More than $8.4 million has been taken out of Maroondah Hospital's budget, as I said. As well as facing cuts, Maroondah Hospital and Box Hill Hospital are having to pick up the pieces from other hospital closures, so those two hospitals are impacted by more people going to them because of the closures of other services in the region.

Non-urgent pathology tests are being sent to these hospitals for processing, but this in turn compromises the safety of patients. It takes time for transportation to the pathology labs, for diagnosis and for treatment.
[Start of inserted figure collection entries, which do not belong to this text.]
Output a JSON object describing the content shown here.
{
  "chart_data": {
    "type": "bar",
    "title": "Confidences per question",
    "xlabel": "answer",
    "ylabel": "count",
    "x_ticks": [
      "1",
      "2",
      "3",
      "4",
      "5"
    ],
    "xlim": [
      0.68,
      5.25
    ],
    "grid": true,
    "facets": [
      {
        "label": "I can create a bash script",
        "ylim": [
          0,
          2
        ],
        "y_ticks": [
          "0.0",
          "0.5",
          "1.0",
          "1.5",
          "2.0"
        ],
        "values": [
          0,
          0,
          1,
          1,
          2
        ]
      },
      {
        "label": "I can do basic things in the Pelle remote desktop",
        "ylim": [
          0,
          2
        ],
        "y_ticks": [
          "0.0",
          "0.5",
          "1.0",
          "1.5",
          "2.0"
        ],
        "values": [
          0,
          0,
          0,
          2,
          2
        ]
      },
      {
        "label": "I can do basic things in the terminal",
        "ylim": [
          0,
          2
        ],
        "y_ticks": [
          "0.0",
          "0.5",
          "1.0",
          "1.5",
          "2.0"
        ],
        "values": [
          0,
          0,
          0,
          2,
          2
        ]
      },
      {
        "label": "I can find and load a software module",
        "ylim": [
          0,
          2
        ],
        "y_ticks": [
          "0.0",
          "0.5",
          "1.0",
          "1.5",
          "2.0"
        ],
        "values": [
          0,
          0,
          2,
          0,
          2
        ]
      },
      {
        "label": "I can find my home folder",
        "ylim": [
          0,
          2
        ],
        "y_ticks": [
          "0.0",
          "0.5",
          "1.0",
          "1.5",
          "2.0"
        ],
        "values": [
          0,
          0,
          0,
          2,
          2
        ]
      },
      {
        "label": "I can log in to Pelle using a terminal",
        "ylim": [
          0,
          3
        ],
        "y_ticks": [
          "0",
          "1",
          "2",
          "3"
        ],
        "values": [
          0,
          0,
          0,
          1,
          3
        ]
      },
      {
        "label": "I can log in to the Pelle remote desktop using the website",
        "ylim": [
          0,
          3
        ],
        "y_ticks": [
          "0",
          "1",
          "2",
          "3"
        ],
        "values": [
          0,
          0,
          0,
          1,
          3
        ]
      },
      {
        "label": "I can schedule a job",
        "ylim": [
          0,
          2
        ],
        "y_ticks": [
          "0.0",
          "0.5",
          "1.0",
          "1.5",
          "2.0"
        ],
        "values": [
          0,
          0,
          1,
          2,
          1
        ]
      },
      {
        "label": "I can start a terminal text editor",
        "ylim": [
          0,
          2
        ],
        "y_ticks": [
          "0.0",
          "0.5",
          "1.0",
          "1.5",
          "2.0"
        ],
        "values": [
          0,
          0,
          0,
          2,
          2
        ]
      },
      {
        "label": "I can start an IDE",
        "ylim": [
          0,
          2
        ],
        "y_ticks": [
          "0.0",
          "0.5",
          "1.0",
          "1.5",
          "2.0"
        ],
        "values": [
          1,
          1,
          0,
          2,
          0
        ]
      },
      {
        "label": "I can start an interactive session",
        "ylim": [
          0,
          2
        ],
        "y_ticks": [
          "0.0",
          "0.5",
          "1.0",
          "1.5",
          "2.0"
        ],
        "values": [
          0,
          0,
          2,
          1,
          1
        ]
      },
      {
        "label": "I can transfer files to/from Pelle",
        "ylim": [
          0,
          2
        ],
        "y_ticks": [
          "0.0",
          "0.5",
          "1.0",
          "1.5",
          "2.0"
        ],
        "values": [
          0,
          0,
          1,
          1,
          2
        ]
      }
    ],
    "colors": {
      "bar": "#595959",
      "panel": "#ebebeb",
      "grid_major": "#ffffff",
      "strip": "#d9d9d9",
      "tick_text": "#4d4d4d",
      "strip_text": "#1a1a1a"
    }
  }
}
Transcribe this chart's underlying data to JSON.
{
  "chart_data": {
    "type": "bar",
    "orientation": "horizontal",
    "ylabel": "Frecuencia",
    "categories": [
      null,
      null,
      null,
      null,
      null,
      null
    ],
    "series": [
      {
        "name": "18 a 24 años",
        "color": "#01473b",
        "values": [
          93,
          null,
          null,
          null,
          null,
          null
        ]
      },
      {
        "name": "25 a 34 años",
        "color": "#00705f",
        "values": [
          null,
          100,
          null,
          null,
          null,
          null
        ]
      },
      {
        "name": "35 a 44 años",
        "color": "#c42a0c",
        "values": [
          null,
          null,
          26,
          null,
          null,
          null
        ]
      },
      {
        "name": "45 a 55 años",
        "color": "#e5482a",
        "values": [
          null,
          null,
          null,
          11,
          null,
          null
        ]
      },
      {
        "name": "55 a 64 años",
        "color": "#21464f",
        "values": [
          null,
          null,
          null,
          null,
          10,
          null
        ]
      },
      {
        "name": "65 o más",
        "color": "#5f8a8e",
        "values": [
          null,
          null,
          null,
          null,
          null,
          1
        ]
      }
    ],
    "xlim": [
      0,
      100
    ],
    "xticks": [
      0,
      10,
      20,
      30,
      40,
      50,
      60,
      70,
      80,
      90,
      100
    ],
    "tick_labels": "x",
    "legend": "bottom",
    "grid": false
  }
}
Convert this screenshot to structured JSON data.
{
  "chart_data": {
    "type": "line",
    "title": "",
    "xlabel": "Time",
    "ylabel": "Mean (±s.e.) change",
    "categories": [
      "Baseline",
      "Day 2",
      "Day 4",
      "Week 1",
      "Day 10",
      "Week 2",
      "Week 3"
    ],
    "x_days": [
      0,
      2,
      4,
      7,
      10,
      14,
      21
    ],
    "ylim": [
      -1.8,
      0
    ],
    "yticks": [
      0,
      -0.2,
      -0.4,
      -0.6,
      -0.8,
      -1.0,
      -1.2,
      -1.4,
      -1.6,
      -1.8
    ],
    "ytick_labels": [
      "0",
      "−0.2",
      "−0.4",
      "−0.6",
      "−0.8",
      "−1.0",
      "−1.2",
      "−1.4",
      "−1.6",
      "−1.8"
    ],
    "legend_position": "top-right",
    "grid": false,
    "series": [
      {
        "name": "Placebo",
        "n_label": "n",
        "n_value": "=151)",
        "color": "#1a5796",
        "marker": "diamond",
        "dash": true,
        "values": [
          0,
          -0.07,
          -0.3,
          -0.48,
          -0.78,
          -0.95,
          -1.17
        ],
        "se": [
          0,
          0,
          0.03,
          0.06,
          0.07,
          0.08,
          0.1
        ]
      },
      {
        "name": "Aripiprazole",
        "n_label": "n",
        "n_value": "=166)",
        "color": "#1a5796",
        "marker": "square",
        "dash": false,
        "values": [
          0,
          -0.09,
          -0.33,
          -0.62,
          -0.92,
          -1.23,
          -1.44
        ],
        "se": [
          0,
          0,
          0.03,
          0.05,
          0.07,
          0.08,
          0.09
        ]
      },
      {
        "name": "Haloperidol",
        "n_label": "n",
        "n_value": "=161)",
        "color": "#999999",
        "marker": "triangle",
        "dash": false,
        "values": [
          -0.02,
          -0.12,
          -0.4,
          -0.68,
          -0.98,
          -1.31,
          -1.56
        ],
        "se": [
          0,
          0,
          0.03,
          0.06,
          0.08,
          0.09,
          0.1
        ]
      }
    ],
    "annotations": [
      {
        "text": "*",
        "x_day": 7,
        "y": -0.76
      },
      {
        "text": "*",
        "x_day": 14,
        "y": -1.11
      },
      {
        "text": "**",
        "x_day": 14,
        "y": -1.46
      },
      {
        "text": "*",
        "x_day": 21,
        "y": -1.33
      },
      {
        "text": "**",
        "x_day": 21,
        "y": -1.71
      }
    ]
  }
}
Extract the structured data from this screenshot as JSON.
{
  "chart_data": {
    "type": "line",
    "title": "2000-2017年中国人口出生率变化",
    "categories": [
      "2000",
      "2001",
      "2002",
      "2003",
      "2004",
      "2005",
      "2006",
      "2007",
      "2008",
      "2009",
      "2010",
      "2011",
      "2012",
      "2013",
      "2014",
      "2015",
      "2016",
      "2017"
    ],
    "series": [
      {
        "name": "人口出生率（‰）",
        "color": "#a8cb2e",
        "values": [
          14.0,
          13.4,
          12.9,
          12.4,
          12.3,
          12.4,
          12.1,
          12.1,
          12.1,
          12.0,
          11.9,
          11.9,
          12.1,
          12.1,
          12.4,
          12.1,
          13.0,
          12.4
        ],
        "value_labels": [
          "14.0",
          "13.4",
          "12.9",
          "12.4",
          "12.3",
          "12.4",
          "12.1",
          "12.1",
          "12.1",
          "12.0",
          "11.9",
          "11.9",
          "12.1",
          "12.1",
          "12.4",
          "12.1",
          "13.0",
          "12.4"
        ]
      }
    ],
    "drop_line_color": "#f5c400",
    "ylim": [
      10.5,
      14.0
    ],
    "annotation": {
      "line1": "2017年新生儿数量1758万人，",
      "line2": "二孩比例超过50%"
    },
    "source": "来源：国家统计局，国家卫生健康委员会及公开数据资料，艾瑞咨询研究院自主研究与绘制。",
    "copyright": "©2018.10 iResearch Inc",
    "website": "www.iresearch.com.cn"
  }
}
It is actually extending the whole time process. When we are talking about essentially life-and-death issues in many cases, it is something that I think is unacceptable. Not only have the cuts been extraordinary in the electorates of Chisholm and Deakin but across the state of Victoria I have been advised that there have been some 350 bed closures. So the question remains: yes, through political pressure the government did put back in some of what they took out, which was $108 million back into the system, but there is no guarantee of what is going to happen after 30 June 2013. There has been no indication of how this is going to be addressed from 1 July on. What programs will still have to be cut? The hospitals and the health service providers are still in no-man's-land as to how they are going to run their health budgets. It is a crisis that continues in Victoria. It is one that demands immediate attention, and I urge the government to address it.